El hacha cayó con fuerza en su muslo derecho. Le puse rápidamente el torniquete y unas vendas, curándolo rápidamente. El viejo lloraba.
        - Mi trauma comenzó ese día, Padre. ¿Lo sabe? ¿No? ¡¿Si?! –grito, golpeándolo con la culata de la escopeta en el pene. Él lo siente. Sus ojos se aprietan. Las lágrimas brotan. La frecuencia cardíaca aumenta pero no demasiado. Me logro calmar–. Hace poco leí un libro. Se llama “Canción de hielo y fuego”. En uno de los capítulos una sacerdotisa es bendecida por el fuego. ¿Sabes cuál es su frase insigne de la religión que profesa? “La noche es larga y está llena de terrores”. No creen en Dios, la iglesia o la biblia, salvo en el fuego como la única forma de encontrar la verdad, incluso si eso trae consigo tu muerte. Pero la noche… esta noche, Karadima…
 
        Es la madrugada de jueves en una abandonada bodega en las afueras de la capital. Termino de hacerle las curaciones a Karadima luego de haberle reventado un brazo con dos disparos de la escopeta y pequeños pero dolorosos cortes por todo el cuerpo. El viejo se había desmayado pero despertó de inmediato con el tercer escopetazo en la mano derecha. Su muñón sangrante y las puntas de los huesos del brazo era como una obra de arte dadaísta. Más torniquetes y yeso. Más sedantes. Más golpes en las costillas y más dedos cortados. Pensé que no duraría más allá de dos horas, pero el viejo había conseguido aguantar toda la madrugada.

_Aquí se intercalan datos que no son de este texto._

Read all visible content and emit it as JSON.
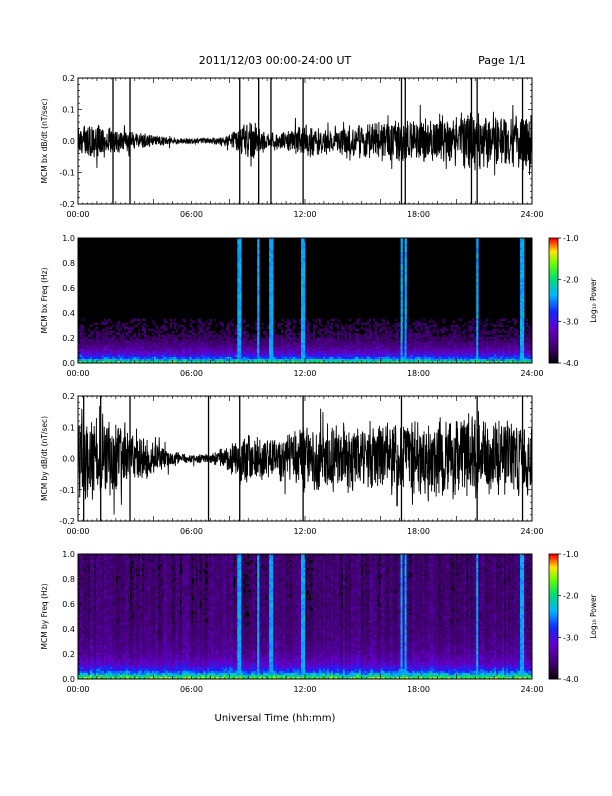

        - Ya en verdad no sé si me escuchas, Fernando –digo, sentado a los pies de la cama improvisada–. Pero el monitor me dice que sigues aquí. Quizá te preguntas que hiciste para merecer esto. ¿No? No, no creo que te preguntes eso. O quizá te preguntas si irás al infierno después de que te reviente el pene o te vuele los sesos. ¿No? Si, tampoco lo creo. Aunque no toda tu vida fue en vano, Fernando.
 
        Lo pateo al suelo antes que sus signos vitales se pongan más críticos. El viejo rueda por el suelo quedando al descubierto sus caídas nalgas. Los catéteres se desprenden haciendo que la sangre vuelva a brotar. Las vendas se ensangrientan en segundos. Los últimos gemidos de dolor de Fernando Karadima son solo escuchados por mí.
        - Yo te perdono, Fernando. Tus pecados han sido absueltos –le digo, mientras lo pongo en cuatro y le meto la punta de la escopeta en el ano–. Y yo, soy el ángel que te guiará al reino de los cielos.
 
        Sigue siendo un jueves por la tarde de Noviembre del 2019. Todos los pacos, ratis y milicos están preocupados del estallido social. Nadie busca a Karadima. Su cuerpo desangrado entra en rigor mortis. No había justicia en un país netamente católico. Llevaba la tercera cajetilla cuando siento que mis pulmones ya no podían más, así como tampoco podían mis ojos. Lo había llorado todo mientras reía a carcajadas. “¿Era esto lo que querías?” pregunto en voz alta.
 
        El fuego consume rápidamente el cuerpo de Fernando Karadima. Le lanzo un escupe antes de irme del lugar. Vuelvo a sonreír cuando veo a mi hija. Judith me pregunta como estuvo la pega.
- Cansadora –contesto–. Como siempre, mi amor.